ABORTO/ Quella vita
"schiacciata" tra diritto, scienza e poco amore - Assuntina Morresi, lunedì
25 giugno 2012, http://www.ilsussidiario.net
Una
coppia di Padova si rivolge a un centro di fecondazione assistita per cercare
di avere un figlio. A gravidanza iniziata, scopre che c’è stato un errore: il
liquido seminale usato non è quello del marito, ma di un estraneo. La signora
decide di abortire e chiede alla clinica i danni, che però il tribunale non
riconosce, dando avvio a una causa che dura da tre anni, e di cui non si vede
la fine.
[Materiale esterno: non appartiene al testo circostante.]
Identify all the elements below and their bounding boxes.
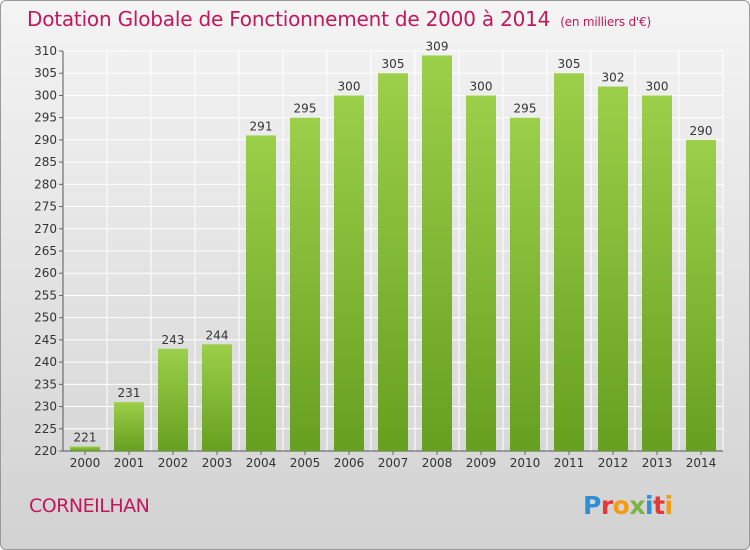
y-tick-label: 225 xyxy=(34,422,57,436)
y-tick-label: 290 xyxy=(34,133,57,147)
data-label-2001: 231 xyxy=(118,386,141,400)
commune-name: CORNEILHAN xyxy=(29,495,150,517)
x-tick-label-2001: 2001 xyxy=(114,456,145,470)
y-tick-label: 220 xyxy=(34,444,57,458)
chart-title-text: Dotation Globale de Fonctionnement de 20… xyxy=(27,7,551,31)
proxiti-logo: Proxiti xyxy=(583,491,673,520)
y-tick-label: 275 xyxy=(34,200,57,214)
y-tick-label: 270 xyxy=(34,222,57,236)
bar-2008 xyxy=(422,55,452,451)
x-tick-label-2011: 2011 xyxy=(554,456,585,470)
data-label-2007: 305 xyxy=(382,57,405,71)
logo-letter: P xyxy=(583,491,601,520)
data-label-2003: 244 xyxy=(206,328,229,342)
x-tick-label-2007: 2007 xyxy=(378,456,409,470)
logo-letter: r xyxy=(600,491,613,520)
y-tick-label: 305 xyxy=(34,66,57,80)
logo-letter: t xyxy=(653,491,665,520)
x-tick-label-2014: 2014 xyxy=(686,456,717,470)
logo-letter: x xyxy=(629,491,645,520)
x-tick-label-2004: 2004 xyxy=(246,456,277,470)
data-label-2002: 243 xyxy=(162,333,185,347)
x-tick-label-2006: 2006 xyxy=(334,456,365,470)
data-label-2008: 309 xyxy=(426,39,449,53)
y-tick-label: 240 xyxy=(34,355,57,369)
y-tick-label: 250 xyxy=(34,311,57,325)
data-label-2010: 295 xyxy=(514,102,537,116)
y-tick-label: 285 xyxy=(34,155,57,169)
bar-2010 xyxy=(510,117,540,452)
bar-2003 xyxy=(202,344,232,451)
y-tick-label: 235 xyxy=(34,377,57,391)
y-tick-label: 230 xyxy=(34,400,57,414)
y-tick-label: 280 xyxy=(34,177,57,191)
bar-2004 xyxy=(246,135,276,451)
x-tick-label-2002: 2002 xyxy=(158,456,189,470)
y-tick-label: 310 xyxy=(34,44,57,58)
data-labels: 221 231 243 244 291 295 300 305 309 300 295 305 302 3… xyxy=(74,39,713,444)
bar-2007 xyxy=(378,73,408,451)
bar-2000 xyxy=(70,446,100,451)
bar-2012 xyxy=(598,86,628,452)
data-label-2009: 300 xyxy=(470,79,493,93)
x-tick-label-2010: 2010 xyxy=(510,456,541,470)
data-label-2011: 305 xyxy=(558,57,581,71)
y-tick-label: 300 xyxy=(34,88,57,102)
x-axis: 2000 2001 2002 2003 2004 2005 2006 2007 2008 2009… xyxy=(63,450,723,470)
y-tick-label: 295 xyxy=(34,111,57,125)
data-label-2013: 300 xyxy=(646,79,669,93)
bar-2013 xyxy=(642,95,672,451)
data-label-2004: 291 xyxy=(250,119,273,133)
y-tick-label: 245 xyxy=(34,333,57,347)
chart-title: Dotation Globale de Fonctionnement de 20… xyxy=(27,7,651,31)
x-tick-label-2003: 2003 xyxy=(202,456,233,470)
data-label-2014: 290 xyxy=(690,124,713,138)
y-axis: 220 225 230 235 240 245 250 255 260 265 270 275 280 2… xyxy=(34,44,64,458)
y-tick-label: 260 xyxy=(34,266,57,280)
logo-letter: i xyxy=(645,491,654,520)
data-label-2000: 221 xyxy=(74,431,97,445)
data-label-2006: 300 xyxy=(338,79,361,93)
bar-2011 xyxy=(554,73,584,451)
x-tick-label-2008: 2008 xyxy=(422,456,453,470)
bar-2005 xyxy=(290,117,320,452)
logo-letter: i xyxy=(664,491,674,520)
y-tick-label: 265 xyxy=(34,244,57,258)
x-tick-label-2013: 2013 xyxy=(642,456,673,470)
chart-subtitle: (en milliers d'€) xyxy=(560,15,651,29)
bars xyxy=(70,55,716,452)
data-label-2012: 302 xyxy=(602,71,625,85)
x-tick-label-2005: 2005 xyxy=(290,456,321,470)
bar-2009 xyxy=(466,95,496,451)
x-tick-label-2000: 2000 xyxy=(70,456,101,470)
bar-2014 xyxy=(686,139,716,451)
x-tick-label-2009: 2009 xyxy=(466,456,497,470)
logo-letter: o xyxy=(612,491,630,520)
bar-2001 xyxy=(114,402,144,451)
x-tick-label-2012: 2012 xyxy=(598,456,629,470)
bar-2002 xyxy=(158,348,188,451)
bar-2006 xyxy=(334,95,364,451)
y-tick-label: 255 xyxy=(34,288,57,302)
data-label-2005: 295 xyxy=(294,102,317,116)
Una storia raccontata dal quotidiano “Libero”, ieri, che l’ha rubricata
come un caso di “malagiustizia” – per il mancato riconoscimento di danni subìti
dalla donna – e “malasanità”, per l’errore avvenuto in laboratorio. Ma le
definizioni sono riduttive.
L’errore
in laboratorio, innanzitutto. L’On. Eugenia Roccella, sottosegretario alla
salute con il governo Berlusconi, è stata continuamente attaccata dai radicali
per come stava applicando alla fecondazione assistita quelle normative europee
su tracciabilità e sicurezza riguardo a cellule e tessuti, che servono
innanzitutto a ridurre le possibilità di tragici errori, come questo.
Addirittura in parlamento c’è chi ha protestato che quelle norme così rigorose
avrebbero causato la chiusura di molti centri.
La verità è che finalmente adesso sono obbligatorie le ispezioni ai centri
di procreazione assistita, almeno una volta ogni due anni, mentre finora, da
quando è entrata in vigore la legge 40,
i centri sono stati sottoposti solo a controlli per l’autorizzazione da
parte della regione. Ma quello che lascia sconcertati è l’”aborto pilotato” a
cui è ricorsa la signora in questione. Fermo restando che non è chiaro il
significato dell’espressione usata – ogni aborto volontario è “pilotato”,
ovviamente – la decisione di abortire lascia l’amaro in bocca.
L’errore
fatto è indubbiamente gravissimo, e va sanzionato nel modo più duro. E
sicuramente il fatto di trovarsi in pancia un figlio che in parte è anche di un
perfetto estraneo, è un trauma (i legali della coppia hanno assimilato il danno
psicologico a quello di uno stupro). Ma perché sopprimerlo, tanto più che in
parte è anche proprio? Tornano alla mente tutte le motivazioni portate da chi
vuole togliere, nella legge 40, il
divieto alla fecondazione eterologa: un figlio è innanzitutto di chi lo cresce,
e non di chi gli dà la metà del patrimonio genetico; quel che conta è quanto
sia stato voluto, e l’amore che gli si dà, le modalità del concepimento sono
del tutto irrilevanti: queste alcune delle argomentazioni di chi vorrebbe
introdurre questa procedura anche nel nostro paese, argomenti che però nessuno
ha messo in campo discutendo il caso di questa coppia, che sicuramente
l’eterologa l’ha subìta – e questo è
grave – ma che ha preferito abortire piuttosto che avere un figlio non
interamente proprio dal punto di vista biologico.
Sarebbe
interessante poi capire perché non è stato riconosciuto il danno subìto: forse
perché la coppia ha deciso di abortire e quel figlio non è più nato?
Certo,
siamo davanti a un caso limite, una situazione – fortunatamente – molto
particolare, ma colpisce soprattutto che di quell’aborto le cronache
riferiscano con una indifferenza sconcertante, quasi fosse il finale scontato
dell’errore di “malasanità”. Con la stessa indifferenza con cui si parla di
eterologa, di genitori “biologici” e “sociali” come fosse la distinzione più
normale del mondo (da parte di chi cerca questa tecnica), di vendita di
gameti, di maternità surrogata (il
cosiddetto utero in affitto), di embrioni crioconservati e di tutti gli
stravolgimenti che le nuove tecniche hanno portato nel concepimento degli
esseri umani, quegli stravolgimenti che, alla fin fine, ci fanno essere sempre
più indifferenti al valore della vita nascente.